Réalisées par des cohortes d'esclaves, les premières routes sont apparues très tôt dans l'histoire. Elles ont plus ou moins coïncidé avec la découverte de la roue, vers 3500 av. J.-C. Non seulement utilisées pour assurer l'approvisionnement des villes de Mésopotamie et le commerce terrestre, elles servirent à des objectifs militaires.
Dès le XIe siècle av. J.-C., les Chinois avaient conçu un réseau routier dont l'axe principal était la route de la soie, la plus longue du monde pendant deux mille ans. En Amérique, les Incas édifièrent aussi un système de pistes à travers les Andes. Les pharaons, tout comme les babyloniens disposaient également de réseaux. Mais ce sont les voies romaines qui ont le plus marqué l'imagination occidentale dont la voie Appienne, - Photo n°1 - commencée vers 312 av. J.-C. , la voie Flaminienne, vers 220 av. J.-C., etc. À son apogée, Rome disposait de voies rayonnant jusqu'aux confins de son empire, totalisant 80 000 kms. Créé en 1769, le premier véhicule motorisé, capable de transporter plusieurs tonnes de chargement, serait le "Fardier de Cugnot" - Photo n°2 - du nom de son inventeur. Le premier camion moderne serait celui inventé en 1898 par Gotlieb Daimler. Toutefois, c'est seulement au début du XXième siècle que les camions prirent définitivement l'ascendant sur les véhicules tirés par des chevaux - Photo n°3.

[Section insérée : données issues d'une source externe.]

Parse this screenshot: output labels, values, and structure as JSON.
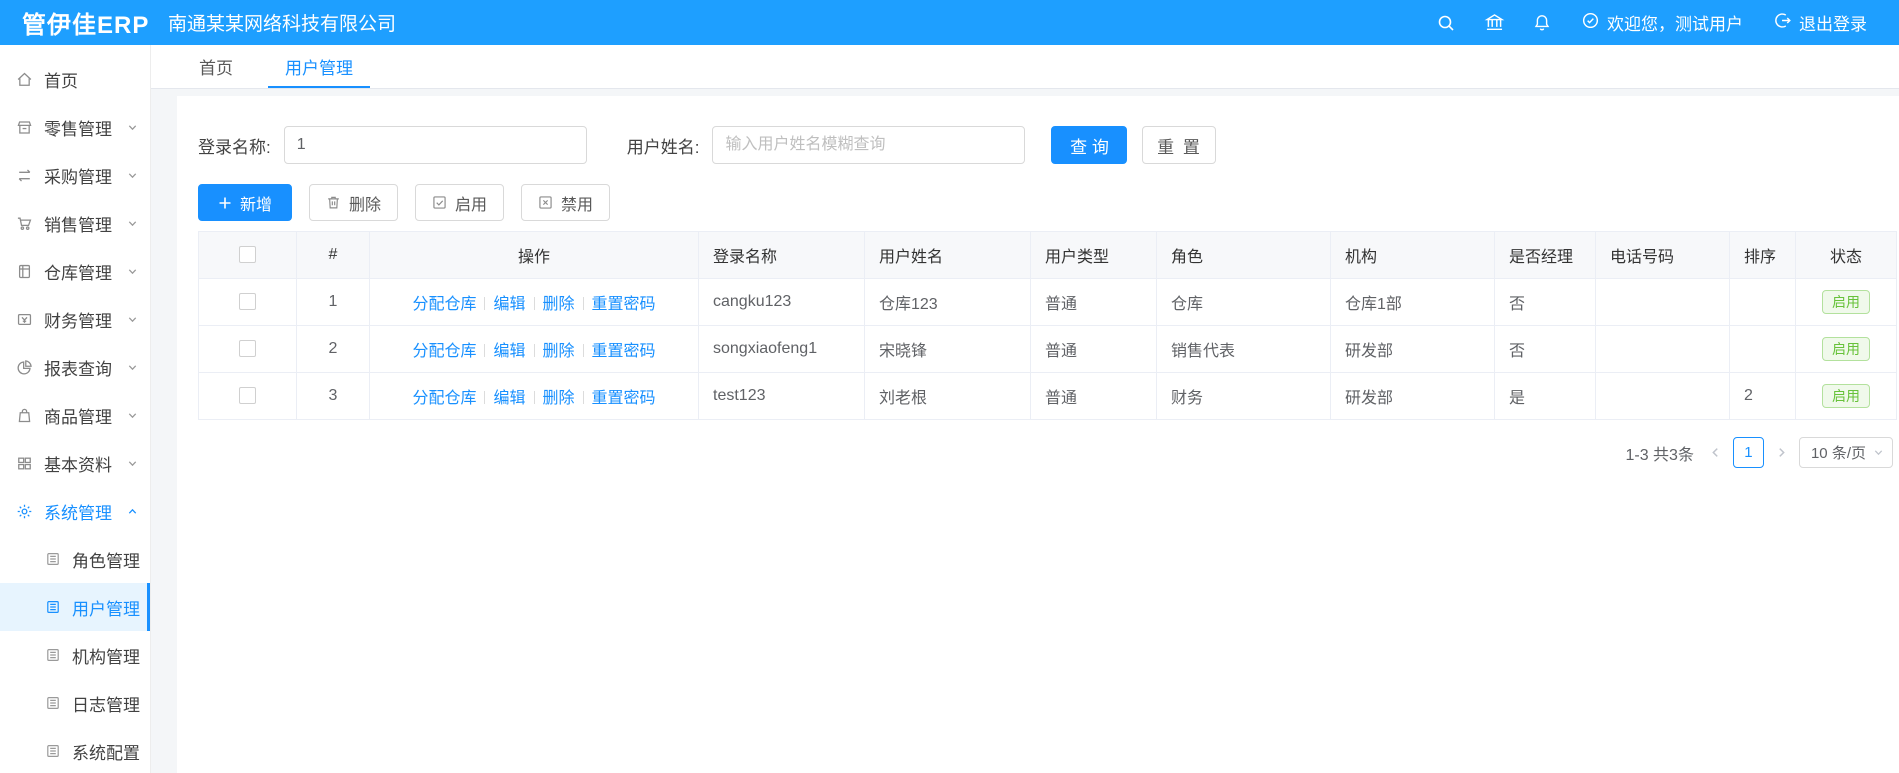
{
  "colors": {
    "accent": "#1890ff",
    "header_bg": "#1e9fff",
    "success": "#67c23a",
    "active_menu_bg": "#e7f4fe"
  },
  "header": {
    "logo": "管伊佳ERP",
    "company": "南通某某网络科技有限公司",
    "icons": [
      "search-icon",
      "bank-icon",
      "bell-icon",
      "user-check-icon",
      "logout-icon"
    ],
    "welcome": "欢迎您，测试用户",
    "logout": "退出登录"
  },
  "sidebar": {
    "items": [
      {
        "label": "首页",
        "icon": "home-icon"
      },
      {
        "label": "零售管理",
        "icon": "shop-icon",
        "chevron": "down"
      },
      {
        "label": "采购管理",
        "icon": "purchase-icon",
        "chevron": "down"
      },
      {
        "label": "销售管理",
        "icon": "cart-icon",
        "chevron": "down"
      },
      {
        "label": "仓库管理",
        "icon": "warehouse-icon",
        "chevron": "down"
      },
      {
        "label": "财务管理",
        "icon": "finance-icon",
        "chevron": "down"
      },
      {
        "label": "报表查询",
        "icon": "report-icon",
        "chevron": "down"
      },
      {
        "label": "商品管理",
        "icon": "goods-icon",
        "chevron": "down"
      },
      {
        "label": "基本资料",
        "icon": "basic-icon",
        "chevron": "down"
      },
      {
        "label": "系统管理",
        "icon": "gear-icon",
        "chevron": "up",
        "active": true
      }
    ],
    "subitems": [
      {
        "label": "角色管理",
        "icon": "doc-icon"
      },
      {
        "label": "用户管理",
        "icon": "doc-icon",
        "active": true
      },
      {
        "label": "机构管理",
        "icon": "doc-icon"
      },
      {
        "label": "日志管理",
        "icon": "doc-icon"
      },
      {
        "label": "系统配置",
        "icon": "doc-icon"
      }
    ]
  },
  "tabs": [
    {
      "label": "首页"
    },
    {
      "label": "用户管理",
      "active": true
    }
  ],
  "search": {
    "login_label": "登录名称:",
    "login_value": "1",
    "name_label": "用户姓名:",
    "name_placeholder": "输入用户姓名模糊查询",
    "query_label": "查 询",
    "reset_label": "重 置"
  },
  "toolbar": {
    "add_label": "新增",
    "delete_label": "删除",
    "enable_label": "启用",
    "disable_label": "禁用"
  },
  "table": {
    "headers": [
      "#",
      "操作",
      "登录名称",
      "用户姓名",
      "用户类型",
      "角色",
      "机构",
      "是否经理",
      "电话号码",
      "排序",
      "状态"
    ],
    "ops": [
      "分配仓库",
      "编辑",
      "删除",
      "重置密码"
    ],
    "rows": [
      {
        "index": "1",
        "login": "cangku123",
        "name": "仓库123",
        "type": "普通",
        "role": "仓库",
        "org": "仓库1部",
        "manager": "否",
        "phone": "",
        "sort": "",
        "status": "启用"
      },
      {
        "index": "2",
        "login": "songxiaofeng1",
        "name": "宋晓锋",
        "type": "普通",
        "role": "销售代表",
        "org": "研发部",
        "manager": "否",
        "phone": "",
        "sort": "",
        "status": "启用"
      },
      {
        "index": "3",
        "login": "test123",
        "name": "刘老根",
        "type": "普通",
        "role": "财务",
        "org": "研发部",
        "manager": "是",
        "phone": "",
        "sort": "2",
        "status": "启用"
      }
    ]
  },
  "pagination": {
    "total_text": "1-3 共3条",
    "current_page": "1",
    "page_size": "10 条/页"
  }
}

La route, plus précisément le trafic routier, tant décrié par les écologistes, reste le moyen de transport le plus prisé de la clientèle. Fournisseurs et acheteurs ont des délais toujours plus courts à respecter. Par leur flexibilité, les transporteurs routiers se voient, ainsi, attribuer une part de plus en plus importante de trafic, tant en charges complètes qu'en trafic de détail.
Dans tous les pays occidentaux, nos édiles essayent de trouver des solutions pour réduire le trafic routier… en vain. Pourtant celui-ci est de plus en plus pénalisé, soit par des taxes élevées (en Suisse, la RPLP) soit par des restrictions contraignantes. Il ne faut pas rêver, tant que les marchés seront soumis à une concurrence des plus sévères, les patrons d'entreprises, même les plus écologistes, se trouveront dans l'obligation d'utiliser le moyen de transport le plus adéquat et, pour le moment cela reste la voie routière.
Un réel espoir de stopper la croissance des transports routiers subsiste. Les voies fluviales, comme le cabotage maritime, pourraient être un des palliatifs des plus sérieux. En plus, en partie, ces voies navigables existent déjà. Toutefois, elles ne sont pas encore suffisamment exploitées. Le projet d'une liaison du Rhône au Rhin, via le lac de Neuchâtel, pourrait-il revoir le jour ? - ressortir des tiroirs dont il est enfoui depuis des décennies ?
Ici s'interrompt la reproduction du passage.